Linda e Michael Schulman relatam ao R7 como foi entrar no local onde filho, professor de geografia de 35 anos, foi morto em 2018

Internacional|Sofia Pilagallo, do R7

Sala de aula em que Scott Beigel, de 35 anos, lecionava permaneceu intacta desde o tiroteio
Sala de aula em que Scott Beigel, de 35 anos, lecionava permaneceu intacta desde o tiroteio

"Senti como se meu filho tivesse sido baleado novamente." Foi assim que Linda Beigel Schulman, mãe de uma das vítimas do tiroteio de Parkland, no estado americano da Flórida, descreveu a sensação de visitar, cinco anos depois, a escola em que o filho, o professor de geografia Scott Beigel, de 35 anos, foi morto.

Em 14 de fevereiro de 2018, Nikolas Cruz, um jovem de 19 anos armado com um fuzil, invadiu a Marjory Stoneman Douglas High School, em Parkland, cidade na Flórida, e matou 17 pessoas. O tiroteio é considerado um dos mais mortais da história dos Estados Unidos.

Desde o massacre, a escola permaneceu congelada no tempo. Ao R7, Linda conta que "nada foi tocado" nem "mudado de lugar". "Havia vidro por toda parte, sangue daqueles que foram assassinados e marcas de bala."

Linda relembra que, no dia da tragédia, teve palpitações ao saber o que tinha acontecido, mas "sentia em seu coração" que Scott estava vivo. Cinco anos depois, a sensação foi outra. As palpitações retornaram, mas de maneira bem diferente.


"Eu sabia que ele estava morto e que não havia esperança. Mas eu precisava ver onde meu filho deu seu último suspiro. Eu me lembro de dizer ao Michael [marido de Linda e pai de Scott] que foi como se nosso filho tivesse sido baleado novamente", afirma Linda.

O professor de geografia Scott Beigel foi uma das 17 vítimas do massacre de Parkland
O professor de geografia Scott Beigel foi uma das 17 vítimas do massacre de Parkland

A decisão corajosa de Linda e Michael de reviver o tiroteio — e tocar nas feridas mais profundas deles — não é arbitrária. A Marjory Stoneman Douglas High School deverá ser demolida em breve, e o espaço, convertido em um memorial às vítimas.
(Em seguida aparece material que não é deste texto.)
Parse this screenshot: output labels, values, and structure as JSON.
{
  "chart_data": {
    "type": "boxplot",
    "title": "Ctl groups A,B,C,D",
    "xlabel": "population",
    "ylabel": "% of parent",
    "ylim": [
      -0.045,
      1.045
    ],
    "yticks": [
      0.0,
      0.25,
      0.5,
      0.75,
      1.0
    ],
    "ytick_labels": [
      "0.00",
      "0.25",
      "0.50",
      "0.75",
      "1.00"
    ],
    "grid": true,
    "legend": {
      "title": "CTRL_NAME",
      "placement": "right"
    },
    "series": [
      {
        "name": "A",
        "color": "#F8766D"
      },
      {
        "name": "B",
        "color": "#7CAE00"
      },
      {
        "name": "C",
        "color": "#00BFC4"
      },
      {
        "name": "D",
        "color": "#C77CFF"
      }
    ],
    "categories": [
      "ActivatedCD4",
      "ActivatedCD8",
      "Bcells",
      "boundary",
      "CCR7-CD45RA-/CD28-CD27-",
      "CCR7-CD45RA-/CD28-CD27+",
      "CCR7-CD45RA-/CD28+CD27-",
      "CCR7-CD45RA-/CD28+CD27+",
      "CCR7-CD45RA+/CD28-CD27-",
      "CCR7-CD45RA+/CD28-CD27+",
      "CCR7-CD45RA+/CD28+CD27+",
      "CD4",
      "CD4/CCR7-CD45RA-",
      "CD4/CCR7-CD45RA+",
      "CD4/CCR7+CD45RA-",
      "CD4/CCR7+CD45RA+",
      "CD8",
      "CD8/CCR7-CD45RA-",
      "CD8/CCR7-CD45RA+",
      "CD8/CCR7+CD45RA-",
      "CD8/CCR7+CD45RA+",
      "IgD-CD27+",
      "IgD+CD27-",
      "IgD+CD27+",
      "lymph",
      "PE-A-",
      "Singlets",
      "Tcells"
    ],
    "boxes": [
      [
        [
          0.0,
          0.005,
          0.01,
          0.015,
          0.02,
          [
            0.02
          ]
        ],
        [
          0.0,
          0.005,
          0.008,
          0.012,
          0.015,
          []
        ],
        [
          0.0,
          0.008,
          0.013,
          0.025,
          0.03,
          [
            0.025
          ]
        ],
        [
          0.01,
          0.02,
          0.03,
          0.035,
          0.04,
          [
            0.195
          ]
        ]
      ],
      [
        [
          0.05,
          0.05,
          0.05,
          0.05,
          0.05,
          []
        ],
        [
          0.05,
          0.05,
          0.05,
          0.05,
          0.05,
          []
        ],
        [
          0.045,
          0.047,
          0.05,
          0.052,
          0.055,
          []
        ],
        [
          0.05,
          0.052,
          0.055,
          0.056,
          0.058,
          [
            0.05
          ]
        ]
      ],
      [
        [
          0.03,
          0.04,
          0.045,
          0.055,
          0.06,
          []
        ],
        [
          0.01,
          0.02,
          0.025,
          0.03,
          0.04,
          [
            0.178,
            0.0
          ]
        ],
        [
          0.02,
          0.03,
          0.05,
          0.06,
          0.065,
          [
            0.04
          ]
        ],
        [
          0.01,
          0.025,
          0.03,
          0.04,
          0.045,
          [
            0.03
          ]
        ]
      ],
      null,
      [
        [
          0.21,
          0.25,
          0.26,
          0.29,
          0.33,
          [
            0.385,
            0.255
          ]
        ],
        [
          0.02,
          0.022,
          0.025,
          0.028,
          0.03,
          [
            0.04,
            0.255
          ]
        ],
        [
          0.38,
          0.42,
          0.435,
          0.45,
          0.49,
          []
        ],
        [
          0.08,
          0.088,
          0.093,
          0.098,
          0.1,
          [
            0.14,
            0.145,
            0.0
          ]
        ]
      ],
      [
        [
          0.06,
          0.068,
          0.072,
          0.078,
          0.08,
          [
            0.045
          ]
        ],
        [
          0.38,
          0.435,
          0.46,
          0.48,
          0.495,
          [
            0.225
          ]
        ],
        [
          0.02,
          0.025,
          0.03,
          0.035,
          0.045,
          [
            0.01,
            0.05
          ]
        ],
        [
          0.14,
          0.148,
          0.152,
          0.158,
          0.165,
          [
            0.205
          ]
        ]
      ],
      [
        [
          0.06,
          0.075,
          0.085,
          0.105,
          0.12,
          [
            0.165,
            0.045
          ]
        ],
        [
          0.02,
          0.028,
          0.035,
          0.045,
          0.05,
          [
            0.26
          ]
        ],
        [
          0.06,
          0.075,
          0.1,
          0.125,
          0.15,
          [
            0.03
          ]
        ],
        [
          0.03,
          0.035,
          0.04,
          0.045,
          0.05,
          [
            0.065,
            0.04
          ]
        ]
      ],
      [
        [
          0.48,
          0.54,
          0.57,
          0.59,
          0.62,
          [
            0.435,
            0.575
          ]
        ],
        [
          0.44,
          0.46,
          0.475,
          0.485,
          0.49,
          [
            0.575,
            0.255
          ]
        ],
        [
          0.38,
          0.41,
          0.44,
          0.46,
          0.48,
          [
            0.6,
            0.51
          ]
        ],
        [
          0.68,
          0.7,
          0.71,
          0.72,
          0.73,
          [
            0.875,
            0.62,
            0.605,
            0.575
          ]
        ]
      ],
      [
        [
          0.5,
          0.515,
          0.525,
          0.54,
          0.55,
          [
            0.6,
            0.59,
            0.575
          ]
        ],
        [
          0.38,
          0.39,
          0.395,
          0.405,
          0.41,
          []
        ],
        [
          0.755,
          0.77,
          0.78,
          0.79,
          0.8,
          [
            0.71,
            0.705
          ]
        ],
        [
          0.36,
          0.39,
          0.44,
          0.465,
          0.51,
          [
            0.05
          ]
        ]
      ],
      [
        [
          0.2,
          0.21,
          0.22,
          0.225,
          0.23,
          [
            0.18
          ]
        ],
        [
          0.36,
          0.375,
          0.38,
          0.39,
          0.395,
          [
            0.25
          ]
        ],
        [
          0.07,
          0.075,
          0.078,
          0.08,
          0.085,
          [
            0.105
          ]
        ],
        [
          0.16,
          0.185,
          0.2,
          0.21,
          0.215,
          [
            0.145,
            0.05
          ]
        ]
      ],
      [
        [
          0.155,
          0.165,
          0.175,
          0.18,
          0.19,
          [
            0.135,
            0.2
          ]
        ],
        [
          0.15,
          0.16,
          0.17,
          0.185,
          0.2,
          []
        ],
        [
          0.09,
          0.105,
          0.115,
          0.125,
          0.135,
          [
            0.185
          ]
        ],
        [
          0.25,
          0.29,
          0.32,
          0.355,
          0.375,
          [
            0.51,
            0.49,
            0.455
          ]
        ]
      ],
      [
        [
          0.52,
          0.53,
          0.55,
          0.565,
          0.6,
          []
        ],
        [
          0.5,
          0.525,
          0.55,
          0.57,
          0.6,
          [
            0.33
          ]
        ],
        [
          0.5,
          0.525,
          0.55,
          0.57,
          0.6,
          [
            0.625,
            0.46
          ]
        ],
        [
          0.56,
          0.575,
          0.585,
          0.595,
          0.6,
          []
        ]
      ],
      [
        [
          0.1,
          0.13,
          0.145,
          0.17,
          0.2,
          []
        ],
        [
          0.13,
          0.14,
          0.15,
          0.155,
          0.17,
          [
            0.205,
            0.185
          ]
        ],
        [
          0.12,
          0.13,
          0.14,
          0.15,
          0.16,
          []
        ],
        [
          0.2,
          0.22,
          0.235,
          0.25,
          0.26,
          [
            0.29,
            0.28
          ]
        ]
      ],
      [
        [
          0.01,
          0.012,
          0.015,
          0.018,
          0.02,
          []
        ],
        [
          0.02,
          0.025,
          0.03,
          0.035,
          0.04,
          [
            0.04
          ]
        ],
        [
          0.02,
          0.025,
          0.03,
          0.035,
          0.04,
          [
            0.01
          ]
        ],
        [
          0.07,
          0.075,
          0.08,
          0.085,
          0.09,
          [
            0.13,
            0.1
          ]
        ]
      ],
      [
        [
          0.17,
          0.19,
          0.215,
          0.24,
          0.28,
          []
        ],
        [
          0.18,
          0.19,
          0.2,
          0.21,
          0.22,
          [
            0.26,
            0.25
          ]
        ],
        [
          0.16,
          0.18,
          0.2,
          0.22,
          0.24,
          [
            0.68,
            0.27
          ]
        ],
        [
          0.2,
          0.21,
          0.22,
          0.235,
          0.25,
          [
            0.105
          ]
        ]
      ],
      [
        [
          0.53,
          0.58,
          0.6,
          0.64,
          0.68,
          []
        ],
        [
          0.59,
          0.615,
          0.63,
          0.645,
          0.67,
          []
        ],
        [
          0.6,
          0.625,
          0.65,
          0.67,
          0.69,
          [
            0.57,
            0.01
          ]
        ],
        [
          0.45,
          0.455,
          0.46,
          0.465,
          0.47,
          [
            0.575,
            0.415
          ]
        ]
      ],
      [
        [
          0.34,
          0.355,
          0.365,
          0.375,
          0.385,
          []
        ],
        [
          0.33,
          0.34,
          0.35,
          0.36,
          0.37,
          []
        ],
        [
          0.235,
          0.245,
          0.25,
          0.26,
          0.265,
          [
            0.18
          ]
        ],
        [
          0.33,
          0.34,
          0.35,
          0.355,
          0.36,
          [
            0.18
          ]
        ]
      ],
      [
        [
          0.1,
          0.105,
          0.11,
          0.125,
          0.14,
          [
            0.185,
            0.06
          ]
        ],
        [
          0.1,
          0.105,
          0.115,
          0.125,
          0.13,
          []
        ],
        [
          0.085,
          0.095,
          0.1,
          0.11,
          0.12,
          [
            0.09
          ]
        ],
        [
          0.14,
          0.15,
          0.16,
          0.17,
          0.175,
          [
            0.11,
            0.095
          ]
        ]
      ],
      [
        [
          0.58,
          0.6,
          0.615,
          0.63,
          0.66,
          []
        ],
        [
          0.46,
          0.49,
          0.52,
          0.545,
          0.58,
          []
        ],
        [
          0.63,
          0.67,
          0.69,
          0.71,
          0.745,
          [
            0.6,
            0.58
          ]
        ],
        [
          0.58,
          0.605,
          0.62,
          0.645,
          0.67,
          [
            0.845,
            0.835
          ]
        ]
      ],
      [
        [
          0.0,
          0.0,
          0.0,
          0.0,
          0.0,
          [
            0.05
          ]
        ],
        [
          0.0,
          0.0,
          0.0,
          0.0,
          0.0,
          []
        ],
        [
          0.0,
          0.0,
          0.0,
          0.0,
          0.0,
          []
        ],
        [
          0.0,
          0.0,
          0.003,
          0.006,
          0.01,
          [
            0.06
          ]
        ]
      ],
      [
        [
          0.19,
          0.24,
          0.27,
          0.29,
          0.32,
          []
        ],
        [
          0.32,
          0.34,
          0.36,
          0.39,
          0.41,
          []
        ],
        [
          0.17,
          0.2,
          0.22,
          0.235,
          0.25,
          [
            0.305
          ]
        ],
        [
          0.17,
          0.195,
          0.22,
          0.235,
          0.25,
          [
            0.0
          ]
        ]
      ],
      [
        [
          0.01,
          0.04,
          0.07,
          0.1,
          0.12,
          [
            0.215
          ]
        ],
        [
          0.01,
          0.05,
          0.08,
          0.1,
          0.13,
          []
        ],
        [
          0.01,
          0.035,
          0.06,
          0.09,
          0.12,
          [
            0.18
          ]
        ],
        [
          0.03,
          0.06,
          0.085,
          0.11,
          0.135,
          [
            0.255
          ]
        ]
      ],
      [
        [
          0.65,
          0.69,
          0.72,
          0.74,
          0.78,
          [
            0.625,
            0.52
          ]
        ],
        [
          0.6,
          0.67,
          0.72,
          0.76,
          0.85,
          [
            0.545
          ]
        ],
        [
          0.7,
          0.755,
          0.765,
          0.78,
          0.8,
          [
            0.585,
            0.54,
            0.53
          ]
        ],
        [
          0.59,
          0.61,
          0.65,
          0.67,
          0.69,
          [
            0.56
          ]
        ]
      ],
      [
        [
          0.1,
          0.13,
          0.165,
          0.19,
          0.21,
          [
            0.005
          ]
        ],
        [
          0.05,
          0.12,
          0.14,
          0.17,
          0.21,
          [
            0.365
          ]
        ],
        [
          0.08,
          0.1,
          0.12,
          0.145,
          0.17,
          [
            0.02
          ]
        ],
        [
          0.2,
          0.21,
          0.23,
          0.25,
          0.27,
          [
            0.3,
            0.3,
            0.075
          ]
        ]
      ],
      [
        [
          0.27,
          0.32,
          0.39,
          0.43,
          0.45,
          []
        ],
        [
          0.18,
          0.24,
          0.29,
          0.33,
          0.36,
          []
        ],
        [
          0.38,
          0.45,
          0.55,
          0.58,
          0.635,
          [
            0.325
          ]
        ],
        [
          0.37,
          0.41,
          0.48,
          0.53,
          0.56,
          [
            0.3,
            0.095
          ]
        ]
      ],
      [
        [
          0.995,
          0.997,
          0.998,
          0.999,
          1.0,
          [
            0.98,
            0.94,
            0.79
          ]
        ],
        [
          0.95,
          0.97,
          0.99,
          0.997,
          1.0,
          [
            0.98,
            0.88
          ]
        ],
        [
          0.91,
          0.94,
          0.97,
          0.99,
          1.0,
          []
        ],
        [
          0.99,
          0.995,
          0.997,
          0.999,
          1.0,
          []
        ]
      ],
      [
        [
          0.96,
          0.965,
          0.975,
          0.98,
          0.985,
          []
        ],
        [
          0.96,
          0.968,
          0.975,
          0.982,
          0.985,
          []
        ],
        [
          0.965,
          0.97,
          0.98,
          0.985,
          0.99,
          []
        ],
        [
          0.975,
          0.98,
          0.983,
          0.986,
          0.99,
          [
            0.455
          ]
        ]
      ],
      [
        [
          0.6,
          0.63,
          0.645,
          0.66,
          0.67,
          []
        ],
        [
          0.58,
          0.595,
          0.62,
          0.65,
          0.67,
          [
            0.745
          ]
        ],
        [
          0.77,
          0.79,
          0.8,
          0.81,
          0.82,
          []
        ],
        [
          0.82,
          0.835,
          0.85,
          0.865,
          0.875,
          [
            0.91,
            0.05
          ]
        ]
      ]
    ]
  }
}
Até o dia em que a estrutura vier abaixo, os pais vêm se organizando para ter a oportunidade de visitar a escola pela última vez.


Linda e Michael visitaram a escola no dia 5 de junho. O tour foi guiado pelo promotor do caso, Michael Sacks, que explicou como tudo aconteceu, em detalhes.

Linda e Michael Schulman, pais de Scott Beigel
Linda e Michael Schulman, pais de Scott Beigel

Logo no 1º andar do prédio, eles depararam com marcas de tiro, manchas de sangue e vidro quebrado. Depois, foram para o 2º andar, onde todos escaparam com vida, por terem se abrigado em locais seguros.


Em seguida, o casal foi para o 3º andar, onde Scott foi assassinado. Em um primeiro momento, ele e os alunos acharam que havia um incêndio, porque o alarme disparou. Mas, logo depois, perceberam o que estava acontecendo, e o caos tomou conta da escola.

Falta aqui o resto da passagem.